The roster of conductors for the 2016-17 season of the Wiener Musikverein reads like a Who’s who of the greatest baton-wielding stars in the firmament. Muti, Jansens, Dudamel, Nelsons, Chailly, Pretre, Petrenko, Pappano, Barenboim, Marriner, Gergiev and Thielemann will all in the course of the coming year appear in Europe’s most prestigious concert venue.
Leading the maestro meteor shower was the octogenarian Zubin Mehta directing the Vienna Philharmonic in a programme of Mozart and Bruckner that could not fail to excite. The common thread was the city of Linz where Mozart composed his 36th Symphony in 1783 in just four days and was also the birthplace of Anton Bruckner, whom Mahler once memorably described as “half simpleton, half God”.
There was definitely something of the divinity in the way Mehta shaped the Mozart symphony. Having become used to superior musicianship in Vienna, Mozart was writing for really expert players and there are certainly more demands in the “Linzer” in terms of technical agility and dynamic variability than some of his earlier works.
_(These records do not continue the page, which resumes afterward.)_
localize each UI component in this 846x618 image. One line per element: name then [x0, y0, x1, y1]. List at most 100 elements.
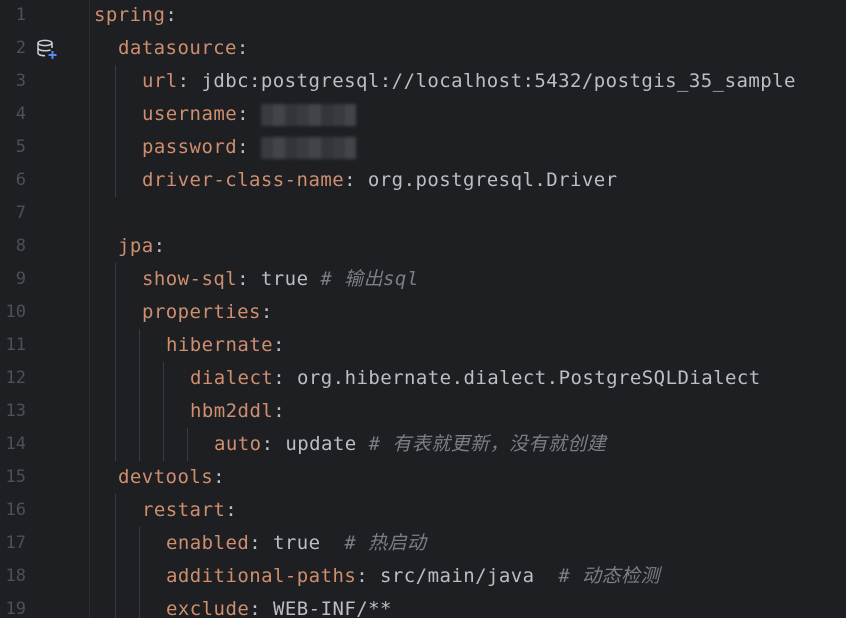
yaml-colon: : — [249, 532, 262, 554]
yaml-key: exclude — [166, 598, 250, 618]
code-text[interactable]: auto: update # 有表就更新，没有就创建 — [214, 428, 606, 461]
line-number: 2 — [15, 38, 26, 58]
code-line[interactable]: 2 datasource: — [0, 32, 846, 65]
yaml-colon: : — [260, 301, 273, 323]
code-line[interactable]: 14 auto: update # 有表就更新，没有就创建 — [0, 428, 846, 461]
code-line[interactable]: 12 dialect: org.hibernate.dialect.Postgre… — [0, 362, 846, 395]
yaml-colon: : — [236, 37, 249, 59]
line-number: 9 — [15, 269, 26, 289]
yaml-key: hibernate — [166, 334, 274, 356]
yaml-key: username — [142, 103, 238, 125]
code-line[interactable]: 10 properties: — [0, 296, 846, 329]
yaml-key: additional-paths — [166, 565, 357, 587]
line-number: 4 — [15, 104, 26, 124]
line-number: 3 — [15, 71, 26, 91]
code-text[interactable]: url: jdbc:postgresql://localhost:5432/po… — [142, 65, 796, 98]
yaml-key: hbm2ddl — [190, 400, 274, 422]
code-text[interactable]: spring: — [94, 0, 177, 32]
yaml-comment: # 输出sql — [320, 268, 419, 290]
line-number: 17 — [5, 533, 26, 553]
code-line[interactable]: 19 exclude: WEB-INF/** — [0, 593, 846, 618]
redacted-value — [260, 103, 356, 126]
yaml-key: dialect — [190, 367, 274, 389]
yaml-colon: : — [177, 70, 190, 92]
yaml-comment: # 动态检测 — [558, 565, 660, 587]
code-line[interactable]: 15 devtools: — [0, 461, 846, 494]
code-text[interactable]: driver-class-name: org.postgresql.Driver — [142, 164, 618, 197]
yaml-key: show-sql — [142, 268, 238, 290]
redacted-value — [260, 136, 356, 159]
line-number: 1 — [15, 5, 26, 25]
code-text[interactable]: exclude: WEB-INF/** — [166, 593, 392, 618]
code-text[interactable]: properties: — [142, 296, 273, 329]
code-text[interactable]: hbm2ddl: — [190, 395, 285, 428]
code-text[interactable]: jpa: — [118, 230, 166, 263]
yaml-key: devtools — [118, 466, 214, 488]
code-text[interactable]: dialect: org.hibernate.dialect.PostgreSQ… — [190, 362, 761, 395]
yaml-key: properties — [142, 301, 261, 323]
yaml-colon: : — [165, 4, 178, 26]
yaml-value — [249, 103, 261, 125]
yaml-colon: : — [225, 499, 238, 521]
code-line[interactable]: 18 additional-paths: src/main/java # 动态检测 — [0, 560, 846, 593]
yaml-colon: : — [213, 466, 226, 488]
code-line[interactable]: 7 — [0, 197, 846, 230]
code-text[interactable]: show-sql: true # 输出sql — [142, 263, 419, 296]
code-line[interactable]: 8 jpa: — [0, 230, 846, 263]
code-line[interactable]: 13 hbm2ddl: — [0, 395, 846, 428]
database-add-icon[interactable] — [36, 38, 58, 60]
code-editor[interactable]: 1 spring: 2 datasource: 3 url: jdbc:postgresq… — [0, 0, 846, 618]
yaml-colon: : — [153, 235, 166, 257]
line-number: 10 — [5, 302, 26, 322]
line-number: 14 — [5, 434, 26, 454]
yaml-value: org.postgresql.Driver — [356, 169, 618, 191]
code-line[interactable]: 16 restart: — [0, 494, 846, 527]
yaml-comment: # 热启动 — [344, 532, 427, 554]
code-text[interactable]: hibernate: — [166, 329, 285, 362]
code-text[interactable]: username: — [142, 98, 356, 131]
line-number: 11 — [5, 335, 26, 355]
code-text[interactable]: additional-paths: src/main/java # 动态检测 — [166, 560, 660, 593]
yaml-colon: : — [237, 103, 250, 125]
yaml-value: true — [249, 268, 321, 290]
yaml-value: WEB-INF/** — [261, 598, 392, 618]
code-line[interactable]: 9 show-sql: true # 输出sql — [0, 263, 846, 296]
line-number: 7 — [15, 203, 26, 223]
code-text[interactable]: devtools: — [118, 461, 225, 494]
yaml-value: jdbc:postgresql://localhost:5432/postgis… — [189, 70, 796, 92]
yaml-key: url — [142, 70, 178, 92]
code-text[interactable]: datasource: — [118, 32, 249, 65]
line-number: 13 — [5, 401, 26, 421]
line-number: 5 — [15, 137, 26, 157]
yaml-key: enabled — [166, 532, 250, 554]
yaml-comment: # 有表就更新，没有就创建 — [368, 433, 607, 455]
line-number: 18 — [5, 566, 26, 586]
yaml-value: org.hibernate.dialect.PostgreSQLDialect — [285, 367, 761, 389]
yaml-colon: : — [237, 268, 250, 290]
code-text[interactable]: password: — [142, 131, 356, 164]
yaml-colon: : — [344, 169, 357, 191]
line-number: 16 — [5, 500, 26, 520]
yaml-colon: : — [273, 334, 285, 356]
yaml-value — [249, 136, 261, 158]
line-number: 8 — [15, 236, 26, 256]
code-text[interactable]: enabled: true # 热启动 — [166, 527, 427, 560]
yaml-colon: : — [261, 433, 274, 455]
line-number: 6 — [15, 170, 26, 190]
line-number: 19 — [5, 599, 26, 618]
yaml-value: src/main/java — [368, 565, 559, 587]
yaml-colon: : — [273, 367, 286, 389]
code-line[interactable]: 11 hibernate: — [0, 329, 846, 362]
yaml-key: datasource — [118, 37, 237, 59]
code-line[interactable]: 1 spring: — [0, 0, 846, 32]
code-line[interactable]: 3 url: jdbc:postgresql://localhost:5432/p… — [0, 65, 846, 98]
code-line[interactable]: 17 enabled: true # 热启动 — [0, 527, 846, 560]
yaml-key: jpa — [118, 235, 154, 257]
code-text[interactable]: restart: — [142, 494, 237, 527]
yaml-colon: : — [356, 565, 369, 587]
code-line[interactable]: 4 username: — [0, 98, 846, 131]
yaml-value: update — [273, 433, 369, 455]
code-line[interactable]: 5 password: — [0, 131, 846, 164]
yaml-key: driver-class-name — [142, 169, 345, 191]
code-line[interactable]: 6 driver-class-name: org.postgresql.Drive… — [0, 164, 846, 197]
Conducting without a score, Mehta’s unflamboyant baton technique elicited remarkably energetic playing from this superb orchestra. The first movement is marked “allegro spirituoso” and the vibrancy was infectious. Dynamic graduations were splendidly articulated, orchestral clarity abounded and there was a Mackerras-ish intensity to the overall reading. Minimal use of vibrato was commendable. The gracious Andante con moto was a model of elegant restraint and the unusual inclusion of trumpets and timpani in a slow movement more a subtle embellishment than an incongruous intrusion into the seductive strings’ domain. Solo oboe and bassoon playing in the cheeky Trio was delightfully jocular and the final Presto movement galloped along with impeccable precision.
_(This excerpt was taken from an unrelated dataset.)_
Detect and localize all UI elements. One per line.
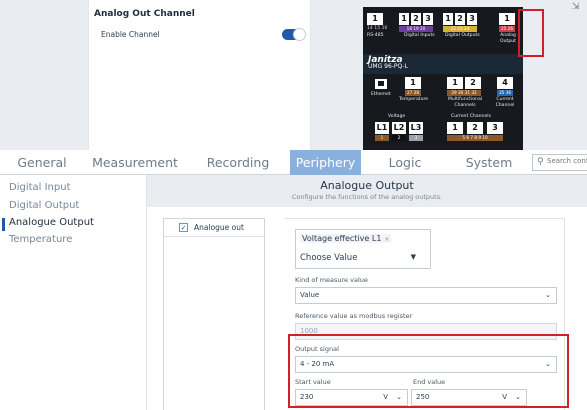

The Vienna Philharmonic were never great admirers of the awkward, socially inept lad from Linz and positively loathed Bruckner’s Second Symphony which they premièred. By the time the Seventh came around they were more enthusiastic, possibly because of its obvious deference to Wagner. Apart from discernable references to Götterdämmrung in the sublime Adagio, the most obvious connection to the boyar of Bayreuth was Bruckner’s scoring for four Wagner tubas – the first time such instruments had been used since the Ring. In fact Bruckner’s idol Wagner was dying during the composition of the symphony and the deeply affecting slow movement is one of the finest musical elegies ever written. It is also significant that the symphony premièred in 1884 in Wagner’s birthplace of Leipzig.